Claude Lorius, a leading glaciologist, who proved that humans were responsible for global warming, has died at the age of 91.
He led 22 expeditions to Greenland and Antarctica during his lifetime. Lorius discovered the proof of humankind’s role in the heating of the Earth’s surface during one trip to Antarctica in 1965, where an evening of whiskey with ice cubes led him to the discovery. He died on Tuesday morning in the French region of Burgundy.
His love of adventure set him on the path to identifying and predicting an impending catastrophe for the planet. In 1956, just out of university, he joined an expedition to Antarctica, where temperatures were as low as -40C (-40F). Despite this, Lorius and two other people lived there for two years, surviving with limited supplies and a faulty radio. He became increasingly fascinated with Antarctica’s mysteries through the more polar expeditions he led to the continent.
Discovery in 1965
In 1965, Claude Lorius had a revelation when he gathered ice samples and dropped them in whiskey. He spoke about this discovery half a century later. He said, “One evening, after deep drilling, in our caravan, we drank a glass of whiskey in which we had put ice cubes of old ice.
Seeing the bubbles of air sparkling in our glasses, I came to the idea that they were samples of the atmosphere trapped in the ice.” Realizing the scientific potential of analyzing trapped air, he decided to study ice cores, samples drilled out of the ice which act as frozen time capsules.
By drilling into the ice, Lorius drilled into the past, penetrating, in his words, the “ice of the first Ice Age”.
He published his research into air bubbles trapped in the ice in 1987. It showed that concentrations of the greenhouse gas had rocketed after the Industrial Revolution, causing temperatures to rise.
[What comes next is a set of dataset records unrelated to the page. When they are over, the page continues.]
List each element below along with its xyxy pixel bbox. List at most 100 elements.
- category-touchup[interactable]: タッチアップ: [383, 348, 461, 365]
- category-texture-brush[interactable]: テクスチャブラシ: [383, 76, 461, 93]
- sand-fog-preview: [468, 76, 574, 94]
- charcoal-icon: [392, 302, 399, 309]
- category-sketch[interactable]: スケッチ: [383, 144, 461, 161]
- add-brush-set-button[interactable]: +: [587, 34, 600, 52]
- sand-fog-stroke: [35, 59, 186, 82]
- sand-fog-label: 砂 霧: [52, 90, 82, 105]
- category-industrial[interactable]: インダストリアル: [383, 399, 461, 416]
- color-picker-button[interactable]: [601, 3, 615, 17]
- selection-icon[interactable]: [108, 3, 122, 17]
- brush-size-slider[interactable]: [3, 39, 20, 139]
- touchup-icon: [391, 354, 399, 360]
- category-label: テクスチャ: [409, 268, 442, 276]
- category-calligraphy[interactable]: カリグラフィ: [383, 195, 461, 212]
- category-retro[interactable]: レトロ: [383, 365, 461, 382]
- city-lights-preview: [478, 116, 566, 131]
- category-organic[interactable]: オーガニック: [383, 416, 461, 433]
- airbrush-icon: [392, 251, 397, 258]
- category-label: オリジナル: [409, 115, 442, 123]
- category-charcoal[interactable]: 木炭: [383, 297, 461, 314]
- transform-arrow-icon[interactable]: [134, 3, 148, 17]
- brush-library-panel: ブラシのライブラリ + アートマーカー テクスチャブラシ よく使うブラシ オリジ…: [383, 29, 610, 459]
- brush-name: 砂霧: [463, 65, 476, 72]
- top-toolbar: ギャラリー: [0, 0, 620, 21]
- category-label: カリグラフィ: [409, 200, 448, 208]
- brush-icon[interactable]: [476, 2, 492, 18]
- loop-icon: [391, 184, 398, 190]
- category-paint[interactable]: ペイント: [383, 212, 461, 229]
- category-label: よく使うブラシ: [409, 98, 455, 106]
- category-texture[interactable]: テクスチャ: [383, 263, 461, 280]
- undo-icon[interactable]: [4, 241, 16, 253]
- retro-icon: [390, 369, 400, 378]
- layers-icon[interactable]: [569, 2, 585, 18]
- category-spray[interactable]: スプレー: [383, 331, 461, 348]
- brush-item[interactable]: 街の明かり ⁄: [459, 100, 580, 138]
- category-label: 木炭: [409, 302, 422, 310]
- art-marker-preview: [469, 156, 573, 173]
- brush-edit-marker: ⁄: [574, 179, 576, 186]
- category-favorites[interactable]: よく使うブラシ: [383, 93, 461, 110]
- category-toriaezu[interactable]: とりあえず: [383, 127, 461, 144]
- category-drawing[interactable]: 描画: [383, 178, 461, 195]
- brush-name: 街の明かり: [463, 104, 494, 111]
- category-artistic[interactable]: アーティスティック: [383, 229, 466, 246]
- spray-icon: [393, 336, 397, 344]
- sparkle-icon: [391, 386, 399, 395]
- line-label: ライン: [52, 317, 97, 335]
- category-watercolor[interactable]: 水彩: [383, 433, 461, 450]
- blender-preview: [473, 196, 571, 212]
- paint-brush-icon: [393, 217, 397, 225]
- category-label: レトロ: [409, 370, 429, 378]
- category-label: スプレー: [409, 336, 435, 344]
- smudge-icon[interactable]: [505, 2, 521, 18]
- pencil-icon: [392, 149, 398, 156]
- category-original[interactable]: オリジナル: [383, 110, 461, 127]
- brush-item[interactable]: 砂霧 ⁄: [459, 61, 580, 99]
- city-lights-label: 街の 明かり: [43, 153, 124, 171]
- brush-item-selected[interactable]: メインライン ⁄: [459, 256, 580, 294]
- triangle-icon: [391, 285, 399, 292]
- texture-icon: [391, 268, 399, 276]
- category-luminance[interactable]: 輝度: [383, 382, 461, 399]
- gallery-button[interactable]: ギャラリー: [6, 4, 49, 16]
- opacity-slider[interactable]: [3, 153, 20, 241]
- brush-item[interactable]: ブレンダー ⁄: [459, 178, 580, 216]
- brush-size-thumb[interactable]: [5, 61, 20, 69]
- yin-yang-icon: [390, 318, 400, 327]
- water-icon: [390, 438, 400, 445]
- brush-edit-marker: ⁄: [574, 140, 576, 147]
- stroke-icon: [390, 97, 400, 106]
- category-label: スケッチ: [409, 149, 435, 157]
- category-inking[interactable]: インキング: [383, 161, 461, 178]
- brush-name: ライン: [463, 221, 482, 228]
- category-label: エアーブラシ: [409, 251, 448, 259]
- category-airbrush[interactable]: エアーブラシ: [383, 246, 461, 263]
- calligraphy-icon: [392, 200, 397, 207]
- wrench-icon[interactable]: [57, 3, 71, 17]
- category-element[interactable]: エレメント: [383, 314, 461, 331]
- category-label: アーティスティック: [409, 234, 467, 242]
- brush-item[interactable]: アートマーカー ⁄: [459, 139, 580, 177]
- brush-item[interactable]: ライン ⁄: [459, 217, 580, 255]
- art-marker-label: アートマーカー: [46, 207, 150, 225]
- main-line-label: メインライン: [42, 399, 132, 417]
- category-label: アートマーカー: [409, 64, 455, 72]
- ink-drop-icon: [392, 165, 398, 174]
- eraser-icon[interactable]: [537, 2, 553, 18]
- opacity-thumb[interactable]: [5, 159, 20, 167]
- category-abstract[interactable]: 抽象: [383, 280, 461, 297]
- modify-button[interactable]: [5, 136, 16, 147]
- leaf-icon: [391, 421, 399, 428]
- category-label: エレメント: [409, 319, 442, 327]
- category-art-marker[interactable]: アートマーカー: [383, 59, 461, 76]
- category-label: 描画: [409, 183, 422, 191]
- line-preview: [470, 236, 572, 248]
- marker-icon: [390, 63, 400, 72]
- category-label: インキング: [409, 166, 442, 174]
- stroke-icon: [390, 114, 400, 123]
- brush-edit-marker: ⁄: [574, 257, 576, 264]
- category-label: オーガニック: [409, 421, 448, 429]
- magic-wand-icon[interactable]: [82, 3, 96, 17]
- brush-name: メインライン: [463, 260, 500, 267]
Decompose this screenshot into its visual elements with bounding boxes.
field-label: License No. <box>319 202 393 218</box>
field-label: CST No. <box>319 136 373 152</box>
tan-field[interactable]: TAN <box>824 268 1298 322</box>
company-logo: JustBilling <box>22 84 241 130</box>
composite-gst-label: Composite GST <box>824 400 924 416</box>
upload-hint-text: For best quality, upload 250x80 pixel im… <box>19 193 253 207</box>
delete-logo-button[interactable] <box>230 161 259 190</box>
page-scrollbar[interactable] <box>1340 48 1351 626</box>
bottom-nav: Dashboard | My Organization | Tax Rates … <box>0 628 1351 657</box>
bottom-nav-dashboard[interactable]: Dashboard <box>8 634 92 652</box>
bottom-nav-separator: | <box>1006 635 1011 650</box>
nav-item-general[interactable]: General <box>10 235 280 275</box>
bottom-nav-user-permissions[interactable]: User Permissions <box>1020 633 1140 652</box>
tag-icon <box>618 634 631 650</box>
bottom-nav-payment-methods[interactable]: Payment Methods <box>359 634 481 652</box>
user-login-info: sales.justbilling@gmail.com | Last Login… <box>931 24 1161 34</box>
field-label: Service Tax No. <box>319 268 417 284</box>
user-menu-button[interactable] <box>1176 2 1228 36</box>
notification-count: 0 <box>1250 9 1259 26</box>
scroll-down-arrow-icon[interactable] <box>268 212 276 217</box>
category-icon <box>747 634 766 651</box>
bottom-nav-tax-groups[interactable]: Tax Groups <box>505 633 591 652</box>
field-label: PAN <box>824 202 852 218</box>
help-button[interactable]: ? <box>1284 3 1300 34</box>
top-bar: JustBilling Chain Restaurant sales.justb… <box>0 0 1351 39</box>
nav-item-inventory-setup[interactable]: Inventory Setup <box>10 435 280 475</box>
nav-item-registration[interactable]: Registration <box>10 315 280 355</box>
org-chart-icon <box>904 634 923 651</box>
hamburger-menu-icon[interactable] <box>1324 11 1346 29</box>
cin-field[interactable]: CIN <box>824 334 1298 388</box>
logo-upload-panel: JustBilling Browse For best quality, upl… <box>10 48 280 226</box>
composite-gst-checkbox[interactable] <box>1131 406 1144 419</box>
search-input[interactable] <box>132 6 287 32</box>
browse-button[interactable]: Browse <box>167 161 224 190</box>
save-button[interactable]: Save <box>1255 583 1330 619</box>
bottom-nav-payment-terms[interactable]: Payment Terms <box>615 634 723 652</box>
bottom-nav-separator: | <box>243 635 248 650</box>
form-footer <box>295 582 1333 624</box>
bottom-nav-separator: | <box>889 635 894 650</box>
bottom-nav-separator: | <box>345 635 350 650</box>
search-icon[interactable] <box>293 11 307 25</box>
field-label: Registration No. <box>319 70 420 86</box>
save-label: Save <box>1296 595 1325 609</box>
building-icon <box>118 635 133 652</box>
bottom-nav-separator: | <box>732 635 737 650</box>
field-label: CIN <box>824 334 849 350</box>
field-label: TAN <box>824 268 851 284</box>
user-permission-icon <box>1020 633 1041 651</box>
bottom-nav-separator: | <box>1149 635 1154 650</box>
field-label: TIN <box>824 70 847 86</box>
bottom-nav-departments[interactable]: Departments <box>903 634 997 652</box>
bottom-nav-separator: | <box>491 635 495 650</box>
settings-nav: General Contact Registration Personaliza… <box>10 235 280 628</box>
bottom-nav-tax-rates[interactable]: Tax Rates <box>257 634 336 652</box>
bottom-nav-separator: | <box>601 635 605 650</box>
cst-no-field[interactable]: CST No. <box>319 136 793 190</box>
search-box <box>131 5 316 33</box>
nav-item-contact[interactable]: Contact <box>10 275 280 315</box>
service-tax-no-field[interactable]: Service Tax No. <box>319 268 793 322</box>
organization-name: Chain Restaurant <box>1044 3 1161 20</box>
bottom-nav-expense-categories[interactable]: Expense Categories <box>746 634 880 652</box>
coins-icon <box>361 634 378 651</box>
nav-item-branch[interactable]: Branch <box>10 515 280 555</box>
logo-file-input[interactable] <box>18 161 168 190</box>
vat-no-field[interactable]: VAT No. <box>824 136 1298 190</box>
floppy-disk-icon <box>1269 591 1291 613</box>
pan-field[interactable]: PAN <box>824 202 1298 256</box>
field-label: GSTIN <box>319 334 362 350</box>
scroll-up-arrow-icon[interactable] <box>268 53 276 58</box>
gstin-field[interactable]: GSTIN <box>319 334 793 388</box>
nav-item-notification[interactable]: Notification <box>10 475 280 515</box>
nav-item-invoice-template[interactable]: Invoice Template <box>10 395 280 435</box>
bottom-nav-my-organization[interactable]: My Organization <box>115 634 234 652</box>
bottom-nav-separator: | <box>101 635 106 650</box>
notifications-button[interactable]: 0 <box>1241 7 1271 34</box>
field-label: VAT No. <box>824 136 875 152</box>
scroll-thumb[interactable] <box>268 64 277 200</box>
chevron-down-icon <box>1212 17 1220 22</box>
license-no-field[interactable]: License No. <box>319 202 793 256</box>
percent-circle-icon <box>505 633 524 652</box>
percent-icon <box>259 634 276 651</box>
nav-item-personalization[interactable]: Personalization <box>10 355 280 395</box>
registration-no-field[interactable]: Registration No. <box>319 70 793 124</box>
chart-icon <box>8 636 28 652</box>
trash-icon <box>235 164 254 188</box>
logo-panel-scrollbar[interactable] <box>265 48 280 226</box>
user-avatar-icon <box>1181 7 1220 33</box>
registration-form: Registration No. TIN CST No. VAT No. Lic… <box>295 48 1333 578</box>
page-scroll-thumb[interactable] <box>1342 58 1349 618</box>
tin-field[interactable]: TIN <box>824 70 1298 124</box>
Lorius’s research brought him international renown and allowed scientists to look back over 160,000 years’ worth of glacial records. The French National Centre for Scientific Research (CNRS) said that his research left “no room for doubt” that global warming was due to man-made pollution.
From then on, he became a campaigner, and in 1988, he was the inaugural expert of the United Nations Intergovernmental Panel on Climate Change. He received the CNRS gold medal along with his colleague Jean Jouzel in 2002, and he was the first Frenchman to receive the prestigious Blue Planet Prize.